Monroe argued that Walters had “adequately stated a claim” of libel, per se, as a private citizen, “for which relief may be granted under Georgia law” where “malice is inferred” in “all actions for defamation” but “may be rebutted” by OpenAI.
Pushing back, OpenAI argued that Walters was a public figure who must prove that OpenAI acted with “actual malice” when allowing ChatGPT to produce allegedly harmful outputs. But Monroe told the court that OpenAI “has not shown sufficient facts to establish that Walters is a general public figure.”

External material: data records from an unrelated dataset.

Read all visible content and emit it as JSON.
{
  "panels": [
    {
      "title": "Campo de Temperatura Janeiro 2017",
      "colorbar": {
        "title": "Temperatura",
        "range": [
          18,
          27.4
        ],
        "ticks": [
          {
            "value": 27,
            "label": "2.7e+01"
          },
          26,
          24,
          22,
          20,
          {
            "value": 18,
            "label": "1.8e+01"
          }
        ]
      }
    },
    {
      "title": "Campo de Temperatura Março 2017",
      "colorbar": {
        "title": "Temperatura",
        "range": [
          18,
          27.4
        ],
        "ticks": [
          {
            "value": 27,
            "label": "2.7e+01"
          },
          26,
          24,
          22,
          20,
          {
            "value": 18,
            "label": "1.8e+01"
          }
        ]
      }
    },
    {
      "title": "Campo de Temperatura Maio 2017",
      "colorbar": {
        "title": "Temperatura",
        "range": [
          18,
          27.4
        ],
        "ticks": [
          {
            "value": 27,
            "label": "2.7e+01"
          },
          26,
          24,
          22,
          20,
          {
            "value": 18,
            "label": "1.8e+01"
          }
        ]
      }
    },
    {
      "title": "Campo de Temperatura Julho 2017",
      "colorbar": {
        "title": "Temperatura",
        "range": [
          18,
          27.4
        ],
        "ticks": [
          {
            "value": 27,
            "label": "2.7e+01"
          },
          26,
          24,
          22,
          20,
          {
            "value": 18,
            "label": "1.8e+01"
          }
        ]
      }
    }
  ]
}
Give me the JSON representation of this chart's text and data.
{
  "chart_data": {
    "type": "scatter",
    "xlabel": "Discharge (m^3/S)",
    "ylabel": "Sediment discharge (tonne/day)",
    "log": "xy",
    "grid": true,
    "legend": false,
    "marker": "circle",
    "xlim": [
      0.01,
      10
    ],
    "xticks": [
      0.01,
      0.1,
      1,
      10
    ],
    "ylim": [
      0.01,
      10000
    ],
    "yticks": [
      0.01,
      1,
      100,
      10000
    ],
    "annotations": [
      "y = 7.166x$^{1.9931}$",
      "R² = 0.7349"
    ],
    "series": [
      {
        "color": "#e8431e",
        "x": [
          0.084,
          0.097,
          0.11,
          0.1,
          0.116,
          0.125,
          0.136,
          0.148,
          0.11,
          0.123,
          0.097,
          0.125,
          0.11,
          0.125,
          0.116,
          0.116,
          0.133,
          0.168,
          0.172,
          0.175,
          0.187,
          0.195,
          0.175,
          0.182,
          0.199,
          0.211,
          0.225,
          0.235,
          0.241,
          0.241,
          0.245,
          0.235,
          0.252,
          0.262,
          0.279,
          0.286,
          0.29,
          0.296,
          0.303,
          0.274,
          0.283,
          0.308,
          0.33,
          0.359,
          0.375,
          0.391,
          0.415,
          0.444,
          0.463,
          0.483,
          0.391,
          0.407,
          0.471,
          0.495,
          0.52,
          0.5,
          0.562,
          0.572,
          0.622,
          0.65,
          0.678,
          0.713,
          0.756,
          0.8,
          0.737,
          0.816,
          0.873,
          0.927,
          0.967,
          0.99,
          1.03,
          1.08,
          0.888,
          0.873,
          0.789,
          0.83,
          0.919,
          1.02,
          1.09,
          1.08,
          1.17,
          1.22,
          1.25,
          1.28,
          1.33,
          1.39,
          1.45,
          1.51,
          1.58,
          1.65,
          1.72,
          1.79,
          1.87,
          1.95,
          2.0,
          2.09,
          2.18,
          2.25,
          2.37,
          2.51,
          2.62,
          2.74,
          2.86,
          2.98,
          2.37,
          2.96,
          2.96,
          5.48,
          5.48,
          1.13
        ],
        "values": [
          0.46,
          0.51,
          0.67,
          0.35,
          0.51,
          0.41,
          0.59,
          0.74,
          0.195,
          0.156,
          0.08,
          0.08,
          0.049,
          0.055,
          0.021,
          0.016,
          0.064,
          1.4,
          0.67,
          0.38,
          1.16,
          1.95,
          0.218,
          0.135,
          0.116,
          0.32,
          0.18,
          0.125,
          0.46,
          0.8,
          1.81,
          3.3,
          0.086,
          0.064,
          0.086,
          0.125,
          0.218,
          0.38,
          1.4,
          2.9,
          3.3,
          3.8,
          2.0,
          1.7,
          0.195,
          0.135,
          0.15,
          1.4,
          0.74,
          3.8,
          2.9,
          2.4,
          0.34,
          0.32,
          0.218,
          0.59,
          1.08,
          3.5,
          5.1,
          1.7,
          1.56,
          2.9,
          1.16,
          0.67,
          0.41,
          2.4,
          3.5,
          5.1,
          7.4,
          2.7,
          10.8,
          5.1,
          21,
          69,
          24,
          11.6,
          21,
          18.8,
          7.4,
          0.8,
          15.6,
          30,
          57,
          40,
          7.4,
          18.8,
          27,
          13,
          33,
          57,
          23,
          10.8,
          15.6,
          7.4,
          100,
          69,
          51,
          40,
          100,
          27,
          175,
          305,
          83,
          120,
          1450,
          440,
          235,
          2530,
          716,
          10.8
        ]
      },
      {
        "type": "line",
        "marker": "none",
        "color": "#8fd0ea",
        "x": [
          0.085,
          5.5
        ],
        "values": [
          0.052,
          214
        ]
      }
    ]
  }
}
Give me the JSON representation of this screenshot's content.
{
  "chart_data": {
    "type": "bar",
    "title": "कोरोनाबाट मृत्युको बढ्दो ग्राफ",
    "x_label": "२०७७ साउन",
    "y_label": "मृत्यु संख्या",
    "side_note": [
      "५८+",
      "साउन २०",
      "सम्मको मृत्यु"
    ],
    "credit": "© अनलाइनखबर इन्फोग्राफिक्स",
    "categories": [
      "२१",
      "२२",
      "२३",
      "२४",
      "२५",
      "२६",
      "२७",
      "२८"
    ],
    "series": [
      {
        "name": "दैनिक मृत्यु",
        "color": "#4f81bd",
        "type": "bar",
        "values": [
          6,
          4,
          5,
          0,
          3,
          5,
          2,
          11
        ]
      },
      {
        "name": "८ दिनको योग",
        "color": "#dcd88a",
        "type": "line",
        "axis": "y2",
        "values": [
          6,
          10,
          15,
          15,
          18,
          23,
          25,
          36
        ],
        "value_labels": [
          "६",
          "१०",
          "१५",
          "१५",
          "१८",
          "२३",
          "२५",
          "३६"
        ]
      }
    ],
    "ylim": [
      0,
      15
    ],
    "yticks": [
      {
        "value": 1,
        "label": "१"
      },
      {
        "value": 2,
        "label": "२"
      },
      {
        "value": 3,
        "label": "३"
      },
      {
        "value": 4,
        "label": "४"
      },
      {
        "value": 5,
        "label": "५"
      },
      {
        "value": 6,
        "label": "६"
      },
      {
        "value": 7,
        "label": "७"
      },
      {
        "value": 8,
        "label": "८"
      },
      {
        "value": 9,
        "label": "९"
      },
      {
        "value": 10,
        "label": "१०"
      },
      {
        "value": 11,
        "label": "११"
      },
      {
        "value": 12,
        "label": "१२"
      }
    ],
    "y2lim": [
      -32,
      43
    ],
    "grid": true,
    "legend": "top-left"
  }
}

Whether or not Walters is a public figure could be another key question leading Cason to rule against OpenAI’s motion to dismiss.
Perhaps also frustrating the court, OpenAI introduced “a large amount of material” in its motion to dismiss that fell outside the scope of the complaint, Monroe argued. That included pointing to a disclaimer in ChatGPT’s terms of use that warns users that ChatGPT’s responses may not be accurate and should be verified before publishing. According to OpenAI, this disclaimer makes Riehl the “owner” of any libelous ChatGPT responses to his queries.
“A disclaimer does not make an otherwise libelous statement non-libelous,” Monroe argued. And even if the disclaimer made Riehl liable for publishing the ChatGPT output—an argument that may give some ChatGPT users pause before querying—”that responsibility does not have the effect of negating the responsibility of the original publisher of the material,” Monroe argued.
Additionally, OpenAI referenced a conversation between Walters and OpenAI, even though Monroe said that the complaint “does not allege that Walters ever had a chat” with OpenAI. And OpenAI also somewhat oddly argued that ChatGPT outputs could be considered “intra-corporate communications” rather than publications, suggesting that ChatGPT users could be considered private contractors when querying the chatbot.